LARY in Downtown LA. : Always a car in sight!
By Ralph Cantos
It may have been Los Angeles Transit Lines that coined the phrase “always a car in sight” when referring to the world-famous P Line with its 90-second post-World War II headways.
But all anyone needs do is look at historic photos of Downtown Los Angeles from about 1920 to early 1946, and it would be obvious that the phrase applied to just about the entire rail system.
This postcard is typical of any photo taken in 1928, at or near Broadway & 7th in the CBD. The LARY car lines blanked the entire inner city.
About the only major rail abandonment to take place during that 26 year period, was the L Line along West 10th Street/Olympic Boulevard. It was not low patronage the killed off the L Line, but rather construction and widening of West 10th Street being reconfigured into Olympic Boulevard.

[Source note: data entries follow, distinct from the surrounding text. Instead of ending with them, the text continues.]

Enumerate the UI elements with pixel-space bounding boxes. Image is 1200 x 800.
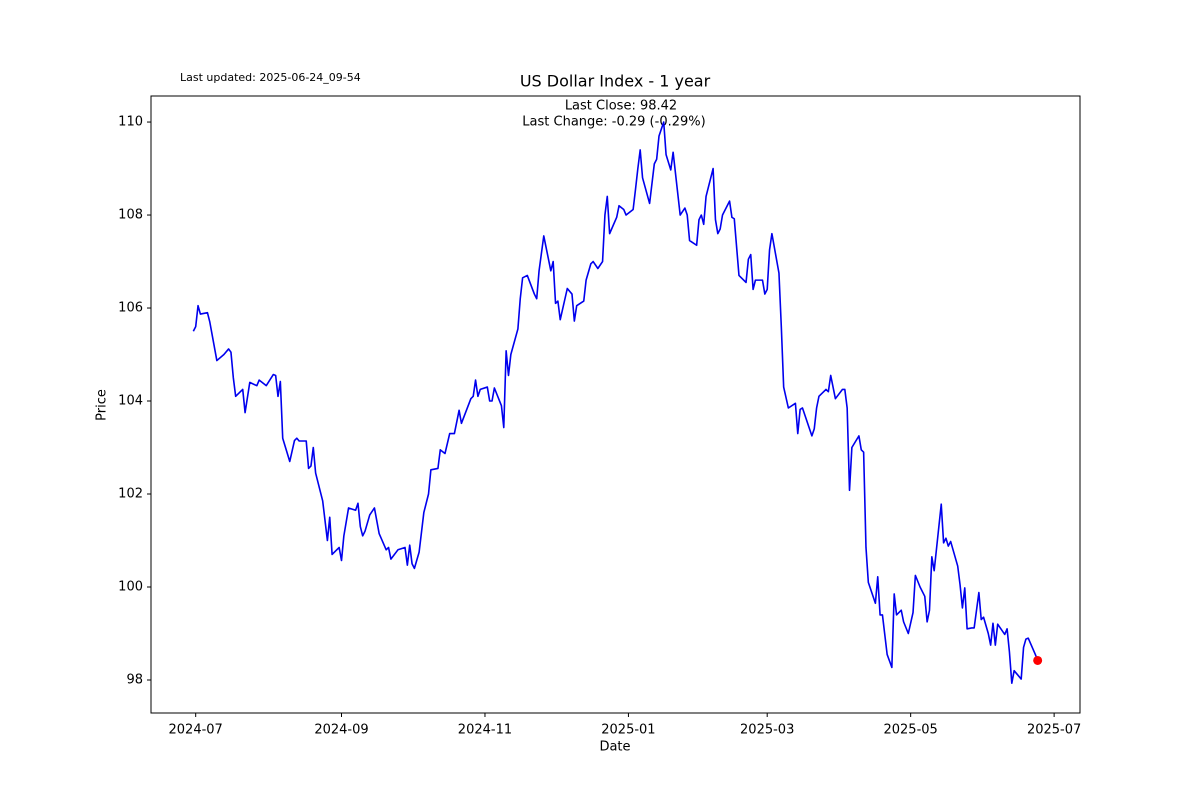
- y-tick-label: 108: [118, 208, 143, 223]
- y-tick-label: 102: [118, 487, 143, 502]
- y-tick-label: 104: [118, 394, 143, 409]
- price-line: [192, 121, 1039, 685]
- chart-title: US Dollar Index - 1 year: [520, 72, 711, 91]
- annotation: Last Close: 98.42: [565, 99, 677, 114]
- x-tick-label: 2025-05: [883, 723, 937, 738]
- plot-frame: [150, 95, 1081, 714]
- annotation: Last Change: -0.29 (-0.29%): [522, 115, 705, 130]
- updated-note: Last updated: 2025-06-24_09-54: [180, 71, 361, 84]
- x-tick-label: 2024-11: [458, 723, 512, 738]
- y-tick-label: 110: [118, 115, 143, 130]
- x-tick-label: 2025-01: [601, 723, 655, 738]
- x-axis-label: Date: [599, 740, 630, 755]
- last-point: [1033, 655, 1043, 665]
- x-tick-label: 2024-09: [314, 723, 368, 738]
- x-tick-label: 2025-07: [1027, 723, 1081, 738]
- x-tick-label: 2025-03: [740, 723, 794, 738]
- y-tick-label: 100: [118, 579, 143, 594]
- y-axis-label: Price: [95, 389, 110, 421]
- y-tick-label: 106: [118, 301, 143, 316]
- x-tick-label: 2024-07: [169, 723, 223, 738]
- y-tick-label: 98: [126, 672, 143, 687]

Broadway at 7th was by far the center of all LARY rail service. Its very difficult to determine just how many car lines operated down Broadway at its peak. The LARY was in a constant state of change in re-routing and changing terminals of its car lines with the ease so commonly seen today in “flexible” modern day bus lines.
The PE did operate car lines within the CBD, along Hill Street, Main and 6th Streets, but not with the profuseness of the LARY.
The accompanying photos illustrate just how fantastic rail transit was in LA during those 26 years.
When LATL took over the LARY, things began to change, and not for the better. The once-vast rail system was “butchered” by the “we don’t give a damn” National City Lines management. LA city and Public Utilities Commission officials just sat by with their fingers up their ass and let the whole rail system go to hell.
Ralph Cantos Collection
Anyone know the name of the track layout at 7th and broadway? As I recall it had the normal two tracks crossing at 90 degrees and it had turns off each track to the the cross street. Royal Diamond? When I was a kid I used to stand there waiting to see if any of the cars would make a turn, but they never did. I loved the sound they made as they clattered through the intersection. At rush hours there was a street conductor in all four of the safety islands and they would open the exit door to let passengers off and then collect fares or transfers from the incoming passengers.